It’s quite an amazing idea of having different time signatures and wacky ideas to come unexpected that is right at you at the moment as a listener to go back and find out by saying “what did they just do all of a sudden? This is really interesting!” One of the bands is Austin’s The Invincible Czars who have been around for twelve years and while this is my introduction of the band’s music, it’s almost as if Frank Zappa had been around and teamed up with The Charlie Daniels Band, Miriodor and Hamster Theatre to create some mind-blowing ideas that just comes out of the water ready to get the machine ready for action for a performance they’ll never forget.
They have also some arrangements for Tchaikovsky and Mussorgsky to gain word of mouth along recognition for a band that had various line-ups show that they can knock one out of the ball park. Their EP, Invincible Czars play Graham Reynolds & Peter Stopschinski, shows how much they can have a blast. The EP is a tribute of the two composers who did score work. Graham has done work with filmmakers including Richard Linklater on films like; A Scanner Darkly, Bernie and Before Midnight to name a few while Peter has done short films including Chickenfut and Attack of the Bride Monster.
Opener, Greyhound starts off with electricity thanks to Josh Robins bass and guitar work along with Phil Davidson and Leila Henley’s intense work between Violin and Flute and Chuck Fischer’s fast drumming work. It has this stop-and-go movement that the band would play and give Phil a chance to play a quick solo and Leila as well and it is quite interesting that they could have been inspired by King Crimson and bits of Jean-Luc Ponty as well, but the music keeps on going.
The haunting and in the vibes of Egyptian atmosphere thanks to Robins guitar in the style of Frank Zappa and Fred Firth of Henry Cow, can come in quite handy with The Duchess of Parma (The Polish Opening). At times it reminded me of the Diablo Swing Orchestra and almost like they could have used this piece of music for one of Tim Burton’s stop-motion animated films for Corpse Bride or The Nightmare Before Christmas as the melodic nightmarish dystopian ‘60s vibe, Dark Theme from Metropolis, is chilling and will give you goose bumps.

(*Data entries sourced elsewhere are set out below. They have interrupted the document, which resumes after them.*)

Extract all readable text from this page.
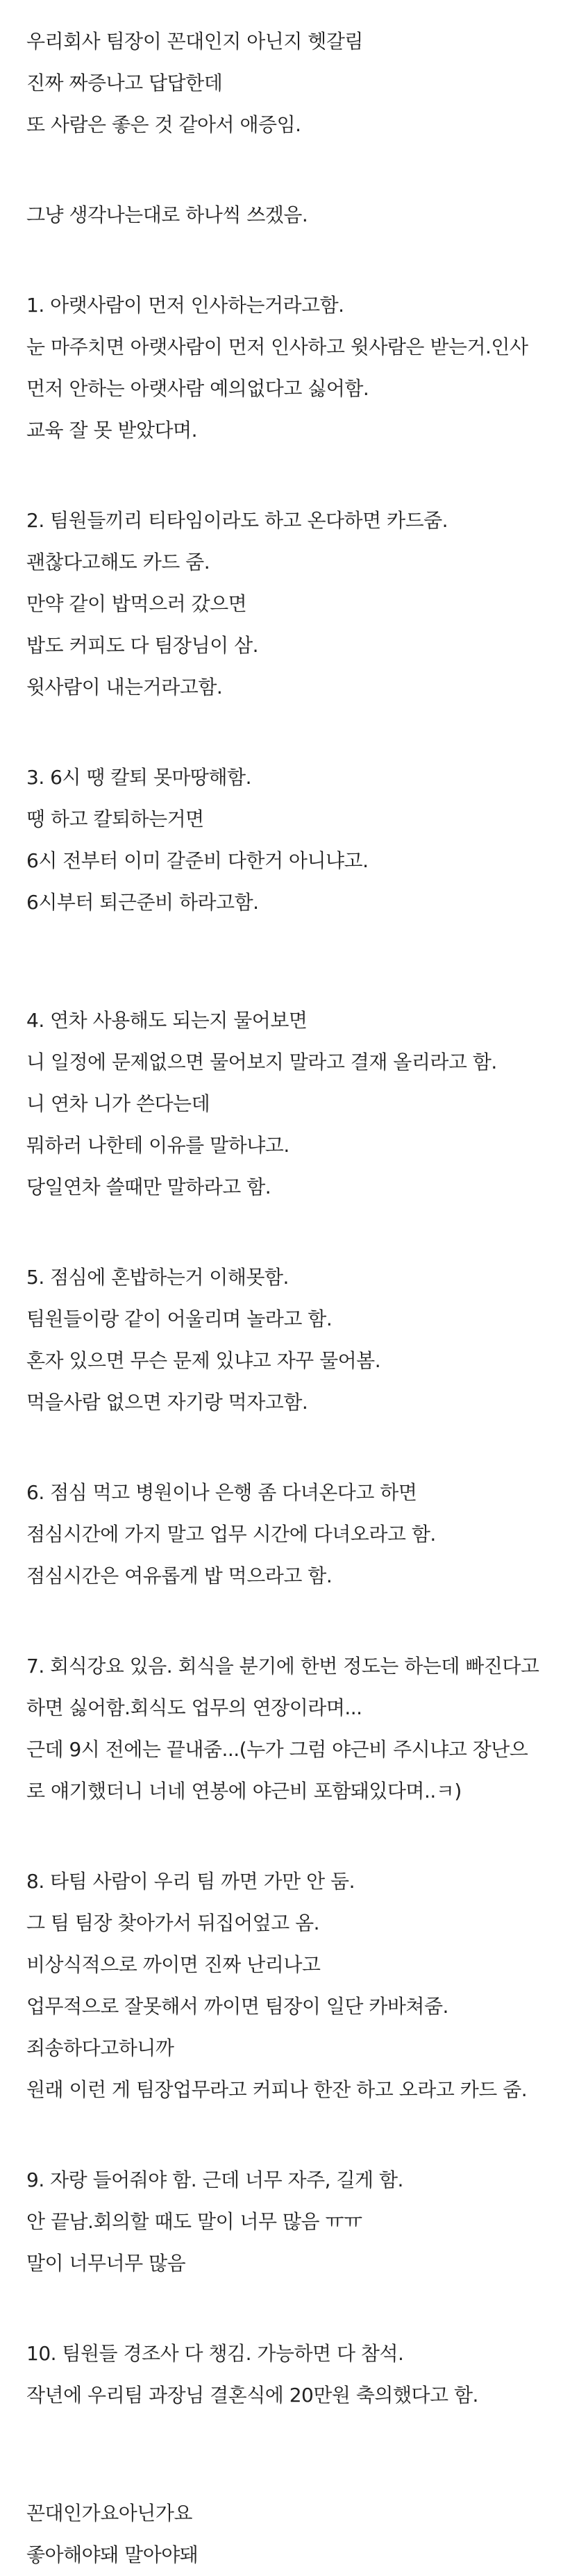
우리회사 팀장이 꼰대인지 아닌지 헷갈림
진짜 짜증나고 답답한데
또 사람은 좋은 것 같아서 애증임.
그냥 생각나는대로 하나씩 쓰겠음.
1. 아랫사람이 먼저 인사하는거라고함.
눈 마주치면 아랫사람이 먼저 인사하고 윗사람은 받는거.인사
먼저 안하는 아랫사람 예의없다고 싫어함.
교육 잘 못 받았다며.
2. 팀원들끼리 티타임이라도 하고 온다하면 카드줌.
괜찮다고해도 카드 줌.
만약 같이 밥먹으러 갔으면
밥도 커피도 다 팀장님이 삼.
윗사람이 내는거라고함.
3. 6시 땡 칼퇴 못마땅해함.
땡 하고 칼퇴하는거면
6시 전부터 이미 갈준비 다한거 아니냐고.
6시부터 퇴근준비 하라고함.
4. 연차 사용해도 되는지 물어보면
니 일정에 문제없으면 물어보지 말라고 결재 올리라고 함.
니 연차 니가 쓴다는데
뭐하러 나한테 이유를 말하냐고.
당일연차 쓸때만 말하라고 함.
5. 점심에 혼밥하는거 이해못함.
팀원들이랑 같이 어울리며 놀라고 함.
혼자 있으면 무슨 문제 있냐고 자꾸 물어봄.
먹을사람 없으면 자기랑 먹자고함.
6. 점심 먹고 병원이나 은행 좀 다녀온다고 하면
점심시간에 가지 말고 업무 시간에 다녀오라고 함.
점심시간은 여유롭게 밥 먹으라고 함.
7. 회식강요 있음. 회식을 분기에 한번 정도는 하는데 빠진다고
하면 싫어함.회식도 업무의 연장이라며...
근데 9시 전에는 끝내줌...(누가 그럼 야근비 주시냐고 장난으
로 얘기했더니 너네 연봉에 야근비 포함돼있다며..ㅋ)
8. 타팀 사람이 우리 팀 까면 가만 안 둠.
그 팀 팀장 찾아가서 뒤집어엎고 옴.
비상식적으로 까이면 진짜 난리나고
업무적으로 잘못해서 까이면 팀장이 일단 카바쳐줌.
죄송하다고하니까
원래 이런 게 팀장업무라고 커피나 한잔 하고 오라고 카드 줌.
9. 자랑 들어줘야 함. 근데 너무 자주, 길게 함.
안 끝남.회의할 때도 말이 너무 많음 ㅠㅠ
말이 너무너무 많음
10. 팀원들 경조사 다 챙김. 가능하면 다 참석.
작년에 우리팀 과장님 결혼식에 20만원 축의했다고 함.
꼰대인가요아닌가요
좋아해야돼 말아야돼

Josh does this twilight zone-sque yet spooky introduction with the delay/reverb sound to have that spaghetti western touch on his Guitar as if you are walking in a town with no one there as if you can hear a pin drop before the band comes in to have this mellowing and sadness of a town that was supposed to be, but gone wrong. The closing track, The Difference Engine II: Ada, opens with a guitar that is sounding like a Harpischord/Organ with a dytopian lullaby for the first 30 seconds and then the sax and violin play the same melody as the bass along with the drums comes in to increase the tension as it goes into some pronk (prog-punk) like structures to have the tempos going fast and not to mention the late ‘60s psychedelic vibe to go with it (Nuggets style!) before the haunting harpischord-like guitar chords closes the curtain.
The Invincible Czars have all the ingredients to have fun and enjoy themselves. They are one of those bands that they can take these different genres of Prog, Rock in Opposition, Punk, Polka, Hard Rock, and Jazz rolled up into one and create some amazement with their instruments and you can never expect what to come out of them. This is my 6th time listening to this EP, and I have now become blown away by The Invincible Czars and they are soon going to become one of my favorite bands to come out of Austin.